What is a unicorn?
Once a mystical symbol of purity, unicorns are now a shorthand for business ambitions—privately-held, billion-dollar startups teetering on the promise of exponential growth. In the world of finance, a unicorn is something to be caught, dissected, and monetized. In Death of a Unicorn, Alex Scharfman takes this premise to a grotesquely literal conclusion.
While unlikely to net the billion-dollar valuation of its namesake, Scharfman’s latest feature—anchored by stars Paul Rudd and Jenna Ortega—certainly possesses something just as valuable: a clear vision. Death of a Unicorn is a horror-comedy that skewers wealth, power, and unchecked corporate greed with absurd precision.
It begins on a lonely stretch of road, where Elliot (Rudd) and Ridley (Ortega) strike and kill a unicorn en route to a remote cabin for the ultra-rich. Rather than awe or reverence, the mythical creature’s demise is met with opportunism. The family of elites, played to perfection by Will Poulter, Téa Leoni, and Richard E. Grant, quickly move to exploit the unicorn’s potential, with predictably disastrous results.
Scharfman’s film is not merely a straight narrative but can be broken down into a series of escalating, interwoven vignettes, each balancing horror and humor with razor-sharp precision. The classic cabin-in-the-woods setup is inverted and transformed into a playground for grotesque indulgence. Each scene is an orchestrated dance between the gruesome and the ridiculous, where body horror and slapstick walk hand in hand. Even the smallest details, like the eerie, dreamlike cinematography or Ortega’s omnipresent vape, add to the film’s off-kilter magic.

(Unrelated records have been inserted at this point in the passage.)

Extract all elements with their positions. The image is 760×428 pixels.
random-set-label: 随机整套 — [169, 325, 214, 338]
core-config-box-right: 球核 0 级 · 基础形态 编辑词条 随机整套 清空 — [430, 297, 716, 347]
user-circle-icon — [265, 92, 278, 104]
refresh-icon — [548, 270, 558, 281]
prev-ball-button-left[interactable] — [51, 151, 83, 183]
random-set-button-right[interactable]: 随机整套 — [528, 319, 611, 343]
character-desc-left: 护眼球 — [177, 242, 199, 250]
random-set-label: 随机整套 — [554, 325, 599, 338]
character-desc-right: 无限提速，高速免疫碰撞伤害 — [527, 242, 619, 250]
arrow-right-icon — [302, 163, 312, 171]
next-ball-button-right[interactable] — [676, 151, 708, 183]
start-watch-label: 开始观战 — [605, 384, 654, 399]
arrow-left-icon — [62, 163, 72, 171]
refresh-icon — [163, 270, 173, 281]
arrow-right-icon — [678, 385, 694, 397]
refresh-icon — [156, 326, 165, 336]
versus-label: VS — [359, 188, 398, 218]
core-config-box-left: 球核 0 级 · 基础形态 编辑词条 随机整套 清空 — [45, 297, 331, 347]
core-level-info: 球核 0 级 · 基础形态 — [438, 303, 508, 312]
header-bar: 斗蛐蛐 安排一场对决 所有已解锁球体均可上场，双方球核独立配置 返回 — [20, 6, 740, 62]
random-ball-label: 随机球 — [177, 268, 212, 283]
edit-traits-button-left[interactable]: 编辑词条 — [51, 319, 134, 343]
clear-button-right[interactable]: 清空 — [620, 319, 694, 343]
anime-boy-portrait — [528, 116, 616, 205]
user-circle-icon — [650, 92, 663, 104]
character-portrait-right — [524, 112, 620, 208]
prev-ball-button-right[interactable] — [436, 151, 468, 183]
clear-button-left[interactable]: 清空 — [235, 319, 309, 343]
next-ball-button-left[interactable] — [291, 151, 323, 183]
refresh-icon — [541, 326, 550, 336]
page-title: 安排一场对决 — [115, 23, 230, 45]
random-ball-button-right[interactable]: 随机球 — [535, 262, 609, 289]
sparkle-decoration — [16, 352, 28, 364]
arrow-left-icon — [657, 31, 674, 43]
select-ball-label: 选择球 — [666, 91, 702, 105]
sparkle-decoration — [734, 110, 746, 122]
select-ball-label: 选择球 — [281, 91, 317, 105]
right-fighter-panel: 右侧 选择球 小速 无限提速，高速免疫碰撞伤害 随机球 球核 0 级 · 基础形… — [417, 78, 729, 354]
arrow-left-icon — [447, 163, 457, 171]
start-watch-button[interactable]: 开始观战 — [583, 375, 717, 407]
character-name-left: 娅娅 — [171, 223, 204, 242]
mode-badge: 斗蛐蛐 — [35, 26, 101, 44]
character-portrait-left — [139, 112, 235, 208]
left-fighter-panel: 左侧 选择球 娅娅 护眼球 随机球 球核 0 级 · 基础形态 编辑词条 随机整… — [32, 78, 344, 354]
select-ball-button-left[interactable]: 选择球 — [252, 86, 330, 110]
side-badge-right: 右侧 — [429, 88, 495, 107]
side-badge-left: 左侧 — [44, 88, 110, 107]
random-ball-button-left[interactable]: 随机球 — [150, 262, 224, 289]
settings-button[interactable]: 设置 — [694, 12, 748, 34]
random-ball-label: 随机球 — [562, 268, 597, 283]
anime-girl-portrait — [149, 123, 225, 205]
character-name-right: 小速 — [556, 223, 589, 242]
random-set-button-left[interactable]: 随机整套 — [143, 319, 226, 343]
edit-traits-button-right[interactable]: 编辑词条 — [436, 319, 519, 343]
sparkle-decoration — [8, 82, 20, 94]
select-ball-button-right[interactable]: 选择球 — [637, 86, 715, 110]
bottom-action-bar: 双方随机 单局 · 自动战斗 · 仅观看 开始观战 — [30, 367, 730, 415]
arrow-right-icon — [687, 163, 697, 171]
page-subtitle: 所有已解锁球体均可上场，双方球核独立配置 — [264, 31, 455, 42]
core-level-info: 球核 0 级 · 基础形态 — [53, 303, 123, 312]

Ortega, in particular, delivers an electric performance. Her teenage character is as sharp-witted as she is angsty, making her an ideal foil to Rudd’s affable, well-meaning dad. He plays to his strengths, his signature charm laced with just enough weariness to sell the father-daughter dynamic. The supporting cast makes the film sing. Poulter, Leoni, and Grant embody the excess of their characters with grotesque delight, each leaning into satire without losing grip on the film’s horror.
But the true star of Death of a Unicorn is its rhythm. The pacing of the film’s editing flawlessly stitches together horror and comedy so neither element undercuts the other. Instead, they amplify each other, creating a pulse that keeps the audience teetering between laughter and unease.
At its core, beneath the gore and gags, Death of a Unicorn is a film pointing to the ruthless commodification of the extraordinary. Scharfman doesn’t just criticize corporate greed—he eviscerates it, asking what happens when mythology is stripped of its wonder and reduced to a line item on a billionaire’s balance sheet.
In Scharfman’s world, unicorns don’t symbolize purity anymore. They symbolize capital. And in the end, capital gets exactly what it deserves.